Branches from North Adams to Adams, Massachusetts; in Gardner, Massachusetts; from Ayer to Harvard, Massachusetts; from Ayer to West Groton, Massachusetts via MBTA trackage rights; and from Willows to Littleton, Massachusetts via MBTA trackage rights
- White River Junction, Vermont to New Haven, Connecticut, partially via trackage rights over NECR and Amtrak (New Haven-Springfield Line)

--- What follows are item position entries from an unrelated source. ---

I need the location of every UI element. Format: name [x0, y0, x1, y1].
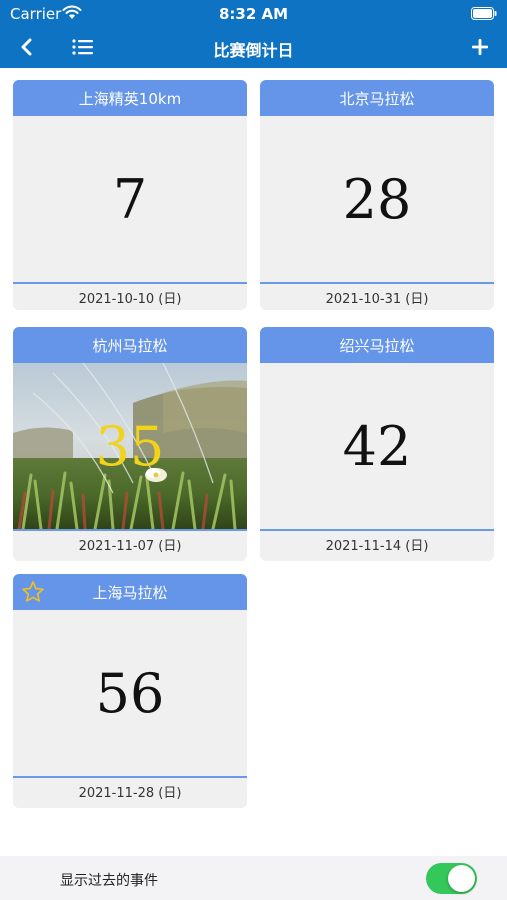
plus-icon — [472, 39, 488, 55]
days-remaining: 7 — [112, 167, 148, 231]
event-date: 2021-10-31 (日) — [325, 291, 429, 307]
days-remaining: 56 — [95, 661, 165, 725]
add-event-button[interactable] — [465, 32, 495, 62]
status-time: 8:32 AM — [218, 5, 289, 23]
days-remaining: 35 — [95, 414, 165, 478]
event-card-title: 绍兴马拉松 — [260, 327, 494, 363]
event-card[interactable]: 上海精英10km 7 2021-10-10 (日) — [13, 80, 247, 310]
show-past-events-bar: 显示过去的事件 — [0, 856, 507, 900]
show-past-events-label: 显示过去的事件 — [60, 873, 158, 889]
nav-bar: 比赛倒计日 — [0, 28, 507, 68]
event-date: 2021-11-14 (日) — [325, 538, 429, 554]
event-date: 2021-11-07 (日) — [78, 538, 182, 554]
toggle-knob — [448, 865, 475, 892]
days-remaining: 28 — [342, 167, 412, 231]
show-past-events-toggle[interactable] — [426, 863, 477, 894]
event-card-body: 42 — [260, 363, 494, 529]
event-card-title: 北京马拉松 — [260, 80, 494, 116]
event-card-title: 上海精英10km — [13, 80, 247, 116]
star-icon[interactable] — [21, 580, 45, 604]
event-date: 2021-10-10 (日) — [78, 291, 182, 307]
page-title: 比赛倒计日 — [213, 41, 294, 60]
event-card-title: 上海马拉松 — [13, 574, 247, 610]
event-card-title: 杭州马拉松 — [13, 327, 247, 363]
status-bar: Carrier 8:32 AM — [0, 0, 507, 28]
event-card[interactable]: 北京马拉松 28 2021-10-31 (日) — [260, 80, 494, 310]
event-card[interactable]: 上海马拉松 56 2021-11-28 (日) — [13, 574, 247, 808]
event-card-body: 28 — [260, 116, 494, 282]
event-card-body: 35 — [13, 363, 247, 529]
event-card-body: 7 — [13, 116, 247, 282]
event-date: 2021-11-28 (日) — [78, 785, 182, 801]
event-card[interactable]: 绍兴马拉松 42 2021-11-14 (日) — [260, 327, 494, 561]
event-card-body: 56 — [13, 610, 247, 776]
days-remaining: 42 — [342, 414, 412, 478]
top-bar: Carrier 8:32 AM 比赛倒计日 — [0, 0, 507, 68]
battery-icon — [471, 7, 497, 20]
event-card[interactable]: 杭州马拉松 35 2021-11-07 (日) — [13, 327, 247, 561]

  - Branches from Berlin to Derby, Connecticut partially via MNCR (Waterbury Branch) trackage rights; from Plainville to Southington, Connecticut; and from North Haven to Cedar Hill Yard via CSX trackage rights

=== Post Pan Am acquisition by CSX ===
As a result of CSX's purchase of Pan Am Railways in June 2022, Pan Am Southern will no longer be operated by PAR. CSX inherited PAR's 50 percent stake in Pan Am Southern, with competitor Norfolk Southern owning the remaining half. CSX and NS reached an agreement to have Pan Am Southern be operated by a new Genesee & Wyoming (G&W) subsidiary named the Berkshire and Eastern Railroad (B&E), which the Surface Transportation Board (STB) approved.

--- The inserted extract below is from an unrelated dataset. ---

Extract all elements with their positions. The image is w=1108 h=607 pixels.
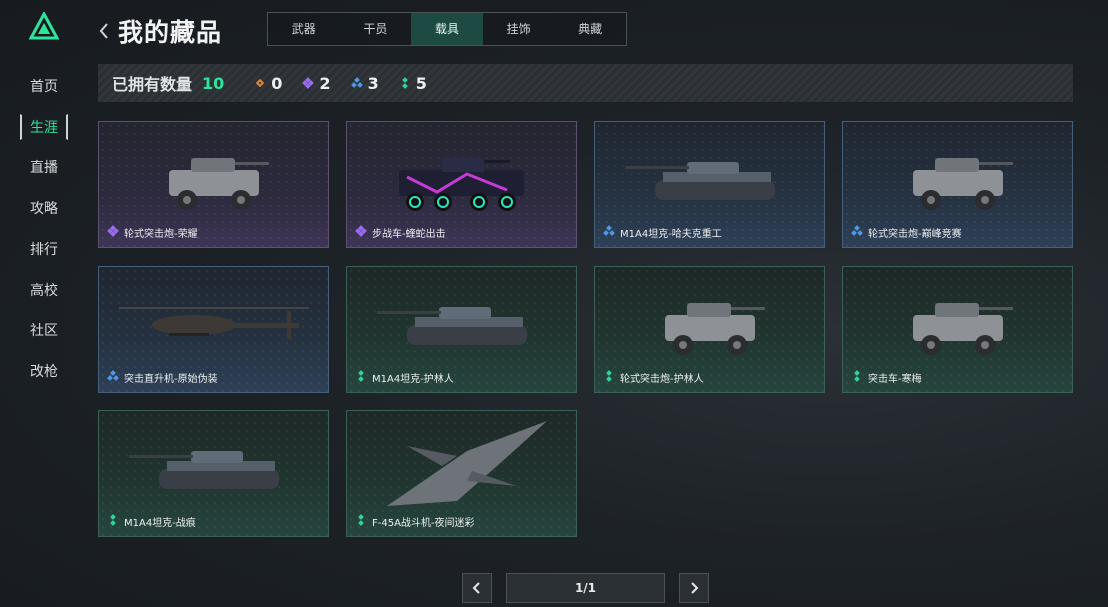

The United States Department of Justice had recommended that the STB require CSX to sell its stake in PAS as a condition of the merger to prevent a reduction in competition. Railroads in New England, including Vermont Rail System and Canadian Pacific Railway, had also objected to the plan for G&W to operate PAS, as it would give G&W an even more extensive network in the region than it currently has. Canadian Pacific in particular asserted in a filing to the STB that the purchase would give CSX control of both of the primary east to west rail lines in New England and leave other companies at a competitive disadvantage. The STB rejected those arguments.

Berkshire and Eastern Railroad began operating Pan Am Southern on September 1, 2023.

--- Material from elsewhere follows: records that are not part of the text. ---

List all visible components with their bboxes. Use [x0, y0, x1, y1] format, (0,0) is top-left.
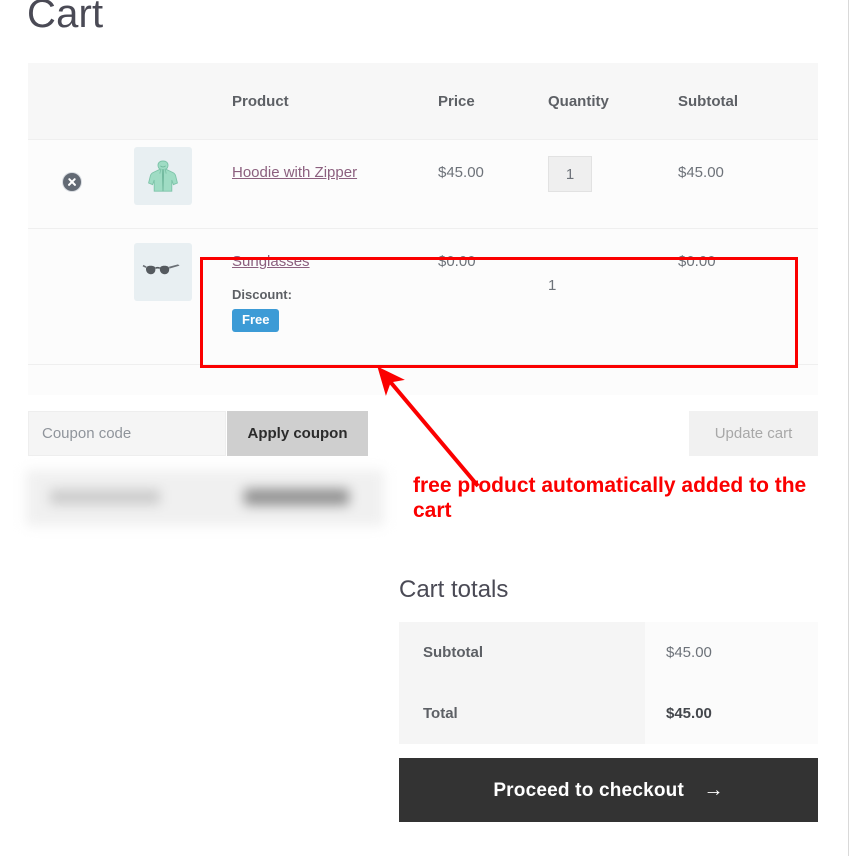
totals-value-total: $45.00 — [645, 683, 818, 744]
redacted-text-left — [50, 490, 160, 504]
hoodie-thumbnail[interactable] — [134, 147, 192, 205]
apply-coupon-button[interactable]: Apply coupon — [227, 411, 368, 456]
sunglasses-thumbnail[interactable] — [134, 243, 192, 301]
cell-quantity: 1 — [548, 139, 678, 229]
cart-table: Product Price Quantity Subtotal Hoodie w… — [28, 63, 818, 395]
table-row: Hoodie with Zipper $45.00 1 $45.00 — [28, 139, 818, 229]
price-value: $0.00 — [438, 253, 476, 270]
annotation-text: free product automatically added to the … — [413, 474, 807, 523]
checkout-button-label: Proceed to checkout — [493, 779, 684, 801]
coupon-code-input[interactable] — [28, 411, 226, 456]
cart-totals-table: Subtotal $45.00 Total $45.00 — [399, 622, 818, 744]
remove-circle-x-icon[interactable] — [63, 173, 81, 191]
cell-thumbnail — [110, 228, 232, 365]
price-value: $45.00 — [438, 164, 484, 181]
totals-label-total: Total — [399, 683, 645, 744]
cell-subtotal: $0.00 — [678, 228, 818, 365]
page-title: Cart — [27, 0, 104, 36]
arrow-right-icon: → — [703, 778, 724, 801]
totals-row-total: Total $45.00 — [399, 683, 818, 744]
totals-value-subtotal: $45.00 — [645, 622, 818, 683]
cart-table-header-row: Product Price Quantity Subtotal — [28, 63, 818, 140]
cell-remove — [28, 139, 110, 229]
coupon-row-cell — [28, 364, 818, 395]
subtotal-value: $0.00 — [678, 253, 716, 270]
cell-subtotal: $45.00 — [678, 139, 818, 229]
quantity-value: 1 — [548, 277, 557, 294]
proceed-to-checkout-button[interactable]: Proceed to checkout → — [399, 758, 818, 822]
cell-product: Sunglasses Discount: Free — [232, 228, 438, 365]
cart-totals-title: Cart totals — [399, 576, 509, 603]
header-subtotal: Subtotal — [678, 63, 818, 140]
cart-table-head: Product Price Quantity Subtotal — [28, 63, 818, 140]
redacted-strip — [26, 470, 384, 526]
header-quantity: Quantity — [548, 63, 678, 140]
redacted-text-right — [244, 489, 349, 505]
cell-thumbnail — [110, 139, 232, 229]
cart-table-body: Hoodie with Zipper $45.00 1 $45.00 Sungl… — [28, 139, 818, 395]
totals-row-subtotal: Subtotal $45.00 — [399, 622, 818, 683]
header-product: Product — [232, 63, 438, 140]
quantity-input[interactable]: 1 — [548, 156, 592, 192]
table-row: Sunglasses Discount: Free $0.00 1 $0.00 — [28, 228, 818, 365]
cell-remove — [28, 228, 110, 365]
totals-label-subtotal: Subtotal — [399, 622, 645, 683]
cell-price: $45.00 — [438, 139, 548, 229]
discount-label: Discount: — [232, 287, 292, 302]
status-badge-free: Free — [232, 309, 280, 332]
cell-price: $0.00 — [438, 228, 548, 365]
subtotal-value: $45.00 — [678, 164, 724, 181]
header-remove — [28, 63, 110, 140]
header-thumbnail — [110, 63, 232, 140]
cell-quantity: 1 — [548, 228, 678, 365]
update-cart-button[interactable]: Update cart — [689, 411, 818, 456]
cell-product: Hoodie with Zipper — [232, 139, 438, 229]
product-link-hoodie[interactable]: Hoodie with Zipper — [232, 164, 357, 181]
product-link-sunglasses[interactable]: Sunglasses — [232, 253, 310, 270]
coupon-row — [28, 364, 818, 395]
header-price: Price — [438, 63, 548, 140]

Norfolk Southern re-routed its daily pair of Chicago-New England intermodal trains off of Pan Am Southern's Patriot Corridor and onto CSX's ex-Boston and Albany Railroad mainline starting on January 13, 2026, as part of trackage rights Norfolk Southern obtained when CSX acquired Pan Am Railways. Unlike the Pan Am Southern route, the B&A mainline is fully-cleared for double-stack container trains, and allows for significantly higher tracks speeds of up to 50 mph, compared to 25 mph on the Pan Am Southern route.